In optimal control and variational data assimilation problems with nonlinear time-dependent 3D PDEs, the storage of a full 4D discretization is usually prohibitive. For this reason gradient and quasi-Newton methods working on the reduced functional are often employed. The computation of the reduced gradient by adjoint methods requires one forward (in time) solve of the state equation and one backward solve of the adjoint equation. The state enters into the adjoint equation, such that the state tra jectory needs to be stored, again incurring the storage requirement of a full 4D discretization.
So-called checkpointing techniques have been developed to reduce the storage requirement. The state is stored only at selected time points, from where on short parts of the state trajectory can be recomputed. Sophisticated choice of checkpoints and dynamic reuse of storage results in drastic reductions of storage requirements at the cost of a moderate increase in computing time. From a predictive coding point of view, checkpointing is a lossless compression scheme with an exact but expensive predictor. For this reason, no predictor errors need to be coded.
The aim of this project is to investigate the potential benefit of using inexact but cheap predictors with additional coding of the prediction errors for solving the impulse thermography problem. Since the data is to be used inside a discretized, iterative algorithm, lossy coding is sufficient
For the compression algorithm, three main ingredients are used: prediction, quantization of prediction errors, and entropy coding. First, an approximation to the finite element solution of the state equation at the current time step is constructed. An inexact predictor is used to achieve a reasonable cheap computational complexity. Spatial correlations are exploited using prolongation in mesh hierarchies, while temporal correlations are exploited by differential encoding. As the adjoint equation is integrated backwards in time, no random access is necessary. Uniform quantization of the prediction error, and entropy coding of the quantized values reduces the storage requirement at the price of a loss of information.
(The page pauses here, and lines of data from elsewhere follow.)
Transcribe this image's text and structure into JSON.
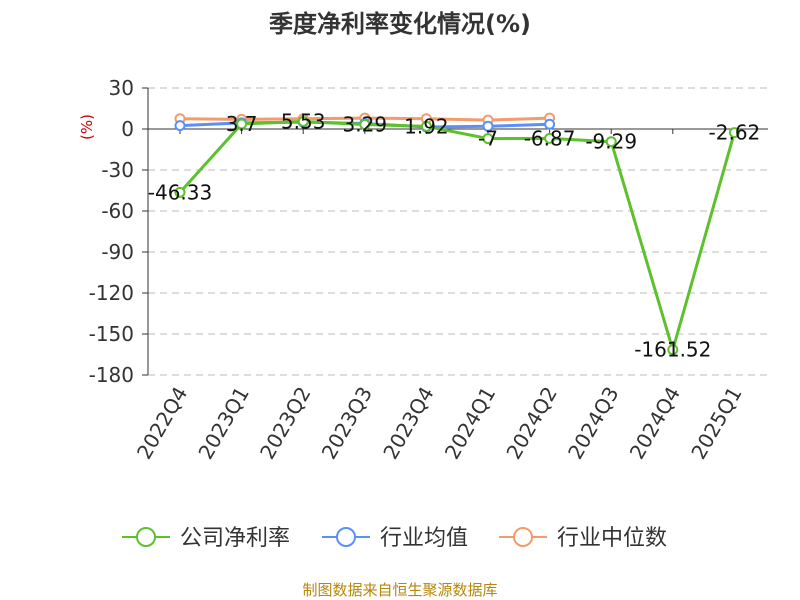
{
  "chart_data": {
    "type": "line",
    "title": "季度净利率变化情况(%)",
    "ylabel": "(%)",
    "categories": [
      "2022Q4",
      "2023Q1",
      "2023Q2",
      "2023Q3",
      "2023Q4",
      "2024Q1",
      "2024Q2",
      "2024Q3",
      "2024Q4",
      "2025Q1"
    ],
    "ylim": [
      -180,
      30
    ],
    "yticks": [
      30,
      0,
      -30,
      -60,
      -90,
      -120,
      -150,
      -180
    ],
    "grid": true,
    "legend_position": "bottom",
    "series": [
      {
        "name": "公司净利率",
        "color": "#5cc12d",
        "values": [
          -46.33,
          3.7,
          5.53,
          3.29,
          1.92,
          -7,
          -6.87,
          -9.29,
          -161.52,
          -2.62
        ],
        "labels": [
          "-46.33",
          "3.7",
          "5.53",
          "3.29",
          "1.92",
          "-7",
          "-6.87",
          "-9.29",
          "-161.52",
          "-2.62"
        ]
      },
      {
        "name": "行业均值",
        "color": "#5b8ff9",
        "values": [
          2.5,
          4.5,
          5,
          4,
          1.5,
          2,
          3.5,
          null,
          null,
          null
        ]
      },
      {
        "name": "行业中位数",
        "color": "#f59a6b",
        "values": [
          7.5,
          7,
          7.5,
          8,
          7.5,
          6.5,
          8,
          null,
          null,
          null
        ]
      }
    ]
  },
  "footer": {
    "source": "制图数据来自恒生聚源数据库"
  }
}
The pictures above show a reconstructed solution at a given timestep for a semilinear equation. For the left picture, a maximal quantization error of 0.005 was allowed, leading to a storage requirement of 0.84 bits/vertex. The tolerance for the right picture was 0.05, resulting in 0.25 bits/vertex.
During an iterative optimization scheme, the quantization error tolerance can be chosen adaptively depending on the gradient norm to ensure convergence.
The plots above show the optimization progress and the proposed quantization tolerance for a linear boundary control problem. The convergence behavior is the same for lossy compressed and uncompressed storage. Compression factors range between more than 400 in the beginning to 40 in the final steps of the optimization algorithm.
For the compression of the underlying adaptive multi-resolution meshes, a lossless connectivity compression scheme that exploits the parent-child relationships inherent to the mesh hierarchy was developed. The tree-like hierarchical structure is converted to a binary stream, using the refinement scheme's rules to prune redundant bits. With context-based arithmetic coding and an adapted traversal of the mesh, taking advantage of structural regularities leads to compression ratios which exceed that of state-of-the-art coders by factors of 2 to 7. Sequences of meshes with varying refinement can be compressed exploiting temporal coherence.
For efficient compression of vertex positions and state values, popular wavelet-based coding schemes were adapted to the adaptive cases. Akin to state-of-the-art coders, a zerotree is used to encode the resulting coefficients. Using improved context modeling, the overall geometry data rate was reduced by 7% below those of the successful Progressive
Geometry Compression. More importantly, by exploiting the existing refinement structure, compression factors that are 4 times greater than those of coders that can handle irregular meshes are achieved.
The trajectory compression has been implemented in Kaskade 7, a flexible C++ toolbox for solving PDE problems. The mesh compression has been implemented in JavaView, an interactive Java code for mathematical geometry processing and visualization. Both packages have been combined via the Java Native Interface to allow a fully adaptive solution of optimal control problems with compression of both, solution data and meshes.